Learn. Create. Talk. #etmooc post #2

Create.

So I’m being pushed.

I’ve been MIA on Twitter and G+ last year and a half due to many reasons. I don’t need to go into what those are, but I had made my decision after much thought. As I mentioned in my #etmooc intro video, my daily learning life changed since I started joining Twitter and building my PLN. This network included a wide range of educators, administrators, education groups, edu product builders (and some edu product promotors) etc. I started gathering resources and links. In secret, I became a ninja curator on Diigo and Delicious. Here was a music teacher, wanting to save a lot of things for other teachers to share and build relationships.

Connecting with people takes a lot of time. Reading & commenting blogs, tweeting, retweeting, cross-posting on G+, Pinterest, Learni.st or Facebook take some time (to set up, especially if you are anal about intricate ways to connect all your devices to services). Face-face meetings are the best in cool conferences, but they come with an expensive price and need a lot of planning to do all cool things. After a full-blown, all-power-to-me kind of start to social media learning plunge, I had to take a step back. I took a long break….ok, I wasn’t totally disconnected. I just wasn’t actively tweeting ;-).

After all, I had changed because of online learning. I connected with the world and gained real, precious friends. Through many kinds of learning and connections, I’ve had the time to think/imagine/assess/dream about who I am as a learner and teacher. It was mostly good stuff. I just needed time to repurpose and reflect.

In the last two months, though, I’ve been imagining/dreaming again about connecting and learning. This time, not about curating (how to get stuff), but about creating. How am I enabling my students to create music? What essential skills am I teaching them so that they feel secure to wander and make their musical journey? What relationships am I building with them?

While I’m contemplating these things in between teaching, driving, being a mom & wife, I was trying to get to #etmooc archives (I signed on very late!) and had some Java upgrade problems. I tweeted and this is what I got:

In the previous tweet, I told Ben I liked his video on #etmooc homepage “#ETMOOC Is Overwhelming. So, Let’s Make Some Meaning.” Instead of just saying, “Thanks,” he casually invited me to join the conversation – #ILikeConversation. I was nudged to respond, but it was late so I went to bed instead. Next morning, I find a G+ invite from Ben to join Reflective Practice Vlogging community. Naturally intrigued, I accepted the invite and started learning. Surprisingly there were only 40 people in this community. Lurking as the 41st member, I read some convo threads and started watching some vlogs. It was very cool that Ben et al made videos to think together with others. It’s like being f2f, but you’re not. The cool part is that you can respond to someone’s question/idea via vlog.
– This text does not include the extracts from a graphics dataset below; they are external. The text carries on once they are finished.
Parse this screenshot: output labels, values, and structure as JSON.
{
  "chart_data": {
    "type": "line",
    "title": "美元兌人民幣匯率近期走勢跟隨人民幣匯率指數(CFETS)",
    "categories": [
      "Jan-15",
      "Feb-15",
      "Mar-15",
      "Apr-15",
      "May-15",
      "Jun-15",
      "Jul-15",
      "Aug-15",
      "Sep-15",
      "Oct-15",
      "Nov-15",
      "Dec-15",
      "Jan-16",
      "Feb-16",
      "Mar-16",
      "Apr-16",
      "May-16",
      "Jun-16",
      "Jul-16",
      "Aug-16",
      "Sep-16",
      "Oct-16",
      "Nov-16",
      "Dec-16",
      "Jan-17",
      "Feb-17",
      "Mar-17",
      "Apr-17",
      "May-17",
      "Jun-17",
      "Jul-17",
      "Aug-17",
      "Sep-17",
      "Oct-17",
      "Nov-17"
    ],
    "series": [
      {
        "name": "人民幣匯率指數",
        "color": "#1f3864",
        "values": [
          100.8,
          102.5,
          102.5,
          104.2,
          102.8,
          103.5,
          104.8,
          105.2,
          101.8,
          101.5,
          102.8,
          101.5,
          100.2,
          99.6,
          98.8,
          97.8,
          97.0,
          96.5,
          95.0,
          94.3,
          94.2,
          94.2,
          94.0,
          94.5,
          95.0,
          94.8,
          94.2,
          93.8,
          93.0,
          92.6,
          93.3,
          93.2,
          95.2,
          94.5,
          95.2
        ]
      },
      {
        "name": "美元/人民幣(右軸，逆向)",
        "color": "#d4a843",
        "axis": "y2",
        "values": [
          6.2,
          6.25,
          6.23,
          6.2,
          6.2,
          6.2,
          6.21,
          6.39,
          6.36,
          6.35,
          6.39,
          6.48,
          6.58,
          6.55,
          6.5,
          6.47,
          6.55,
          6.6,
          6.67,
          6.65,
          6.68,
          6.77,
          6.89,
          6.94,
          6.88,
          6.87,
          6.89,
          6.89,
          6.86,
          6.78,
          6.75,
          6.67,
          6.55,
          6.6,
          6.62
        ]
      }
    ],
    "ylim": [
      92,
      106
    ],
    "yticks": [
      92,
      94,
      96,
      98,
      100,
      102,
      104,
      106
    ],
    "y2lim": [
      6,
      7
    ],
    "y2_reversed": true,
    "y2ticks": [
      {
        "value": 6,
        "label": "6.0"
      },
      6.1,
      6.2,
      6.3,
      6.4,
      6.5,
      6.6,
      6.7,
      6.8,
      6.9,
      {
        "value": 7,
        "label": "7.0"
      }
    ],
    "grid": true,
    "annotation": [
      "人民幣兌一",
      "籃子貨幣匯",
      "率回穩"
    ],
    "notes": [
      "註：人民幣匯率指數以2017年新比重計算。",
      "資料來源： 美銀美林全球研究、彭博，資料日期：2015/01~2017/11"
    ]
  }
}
I haven’t had the time to think about making a vlog and it might take me a while, Ben. The concept is brilliant and scary for me. Conversations need to be real and natural, just like how we talked at Educon two years ago, Ben. Just maybe this is what open online community needs!

Another push comes from a book I’m reading by Scott Watson, a music teacher who wrote Using Technology to Unlock Musical Creativity. I’ve known Scott to be a great role model as a teacher who enables his students to create music and share with their community. His book reflects his gentle spirit which guides teachers to “allow students to share themselves” (p.6). Thank you, Scott! Can’t wait to read more!

The last push comes from my students. I’ve shared with my middle school students how I’ve started photo-a-day challenge three years ago. I asked them a simple question this January to join me in seeing the good stuff and capturing it as a picture format. A handful of students got excited and started posting their pictures with descriptions on GDoc. So to be a hip teacher, I opened a Tumblr account and started posting pictures. I had no idea what pain it is to customize codes on it! I’m learning codes left and right, learning to add Disqus codes and all. Yesterday, I shared a post with my students giving them photo tips and ended the post with encouraging them to comment on each other’s pictures and having a dialog. Funny, reflecting and conversation found their way here, too!

So after 4 Java updates, I’m finally onto opening some #etmooc archives. I’ll be doing what I can and reflect. Thanks for the poke, push, encouragement, learning!

~Yoon

PS: Submitted my lipdub vid. Did you?